The boys brought friends. French friends who, as they say, had very little English. Michel had next to none. What he did have was dark hair that flopped over his eyes, a wrestler’s body and the confidence that guys who look like that always have, no matter what the language. He reminded me of Ilie Nastase, the tennis star who I’d watched win the Wimbledon doubles championship with Jimmy Connors earlier that summer of ‘73. Nasty, they called him. Sexy, I thought.
Catching Michel watching me from under that flop of hair, I was grateful the dark hid my tell-tale blush. Laughing, he held out his arm, making a muscle, the way guys do all over the world, and gestured for me to feel his bicep. Ooh la la, I said, laughing too and making a big deal out of squeezing his muscle. I thought he was perfect.
He rattled off something to me in French but it was too fast, too many words, too many French words.
“Sorry. Je ne parle pas français.”We both turned to Peter who translated, telling me there was a dance nearby and Michel wanted to know if I would go with him. Did I? I looked at Michel, his head cocked in that charming questioning manner. He brought his hands together like a child saying his prayers.
“Go on! It’ll be fun,” my little sister urged.
“Should I? What about you? Will you be okay?”
“Yeah. I'll be fine. I just want to talk to Peter for a little while, then we’ll come too. We’ll be right behind you. You should go Simmy; he’s really cute.”
I knew Nancy was right. She’d be all right; I assumed one of the boys had a jug of wine or maybe even some pot, but there was nothing I could do about that. Nancy was the wild child, the one that caused my parents more sleepless nights in a month than I would in a lifetime. If I thought about it, Nancy probably lost her virginity before I did. I didn’t want to think about it. No, I didn’t have to worry about Nancy. I was the one I had to worry about. And she was right about Michel. He was really cute. I took her advice. I went.
It was a night much like the one we’d arrived on. A mid summer’s eve, the mediterranean air mild and balmy, quiet as we walked along a gravel road lined with homes behind rocky walls. We struggled to understand each other, speaking in simple sentences like babies learning their first words, thrilled when the most elementary meaning was understood.

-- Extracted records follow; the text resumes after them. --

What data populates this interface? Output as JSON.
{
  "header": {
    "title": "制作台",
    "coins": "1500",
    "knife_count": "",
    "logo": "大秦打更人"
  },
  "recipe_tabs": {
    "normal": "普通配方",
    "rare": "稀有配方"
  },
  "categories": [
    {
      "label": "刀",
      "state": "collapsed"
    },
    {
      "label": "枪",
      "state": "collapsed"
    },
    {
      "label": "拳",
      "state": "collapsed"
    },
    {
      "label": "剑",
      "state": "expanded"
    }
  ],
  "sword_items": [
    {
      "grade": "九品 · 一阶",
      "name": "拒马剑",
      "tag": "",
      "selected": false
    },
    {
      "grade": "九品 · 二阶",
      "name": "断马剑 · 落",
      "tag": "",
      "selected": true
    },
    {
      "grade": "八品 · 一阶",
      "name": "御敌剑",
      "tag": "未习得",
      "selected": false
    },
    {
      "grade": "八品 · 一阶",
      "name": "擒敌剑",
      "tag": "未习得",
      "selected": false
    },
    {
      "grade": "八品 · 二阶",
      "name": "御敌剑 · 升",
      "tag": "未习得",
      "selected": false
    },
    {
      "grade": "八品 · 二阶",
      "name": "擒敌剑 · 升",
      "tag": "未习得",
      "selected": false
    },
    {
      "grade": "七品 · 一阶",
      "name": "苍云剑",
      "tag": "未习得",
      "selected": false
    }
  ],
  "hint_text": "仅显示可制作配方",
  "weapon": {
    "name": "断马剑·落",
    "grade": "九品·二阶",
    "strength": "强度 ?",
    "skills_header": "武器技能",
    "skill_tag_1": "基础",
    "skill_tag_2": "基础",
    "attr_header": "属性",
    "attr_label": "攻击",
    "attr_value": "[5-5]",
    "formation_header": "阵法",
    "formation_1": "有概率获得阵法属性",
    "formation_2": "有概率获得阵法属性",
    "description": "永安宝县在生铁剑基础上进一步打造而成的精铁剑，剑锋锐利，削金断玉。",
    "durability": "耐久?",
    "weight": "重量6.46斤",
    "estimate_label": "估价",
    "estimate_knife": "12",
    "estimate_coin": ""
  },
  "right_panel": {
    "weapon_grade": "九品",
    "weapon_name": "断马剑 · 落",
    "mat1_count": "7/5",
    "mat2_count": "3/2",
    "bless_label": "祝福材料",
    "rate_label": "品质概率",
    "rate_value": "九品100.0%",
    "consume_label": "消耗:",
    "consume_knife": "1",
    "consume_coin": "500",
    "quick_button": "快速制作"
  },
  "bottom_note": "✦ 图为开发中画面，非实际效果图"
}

“You like the dance? Oui?”
“Oui!” As if he wouldn’t understand me if I’d simply answered ‘yes’ in English. “Je t’aime bailer.” Oops, I’d dropped into high school Spanish by mistake. “I mean danser! Je t’aime danser.”He smiled, nodding. Thinking of what to say next.
“You like rock ‘n’ roll?”I forced myself not to laugh. I loved how the French asked if you liked rock ‘n’roll like it was all of a piece. In the states we broke it down into bands and genres. Do you like Black Sabbath? No, I hate heavy metal. So, like, what, are you into soft rock? Neil Diamond? Is that your speed? I like Creedence, they’re not soft rock, right? Fleetwood Mack, the Eagles, the Beatles—Okay, stop. Those are all basically soft rock bands.
To Michel I simply said. “Oui. Je t’aime rock ‘n’ roll."
We laughed a little together, awkwardly, not sure what else to do except carry on walking towards the sound of music. Of rock ‘n’ roll. I’d never danced to rock ‘n’ roll with a French boy.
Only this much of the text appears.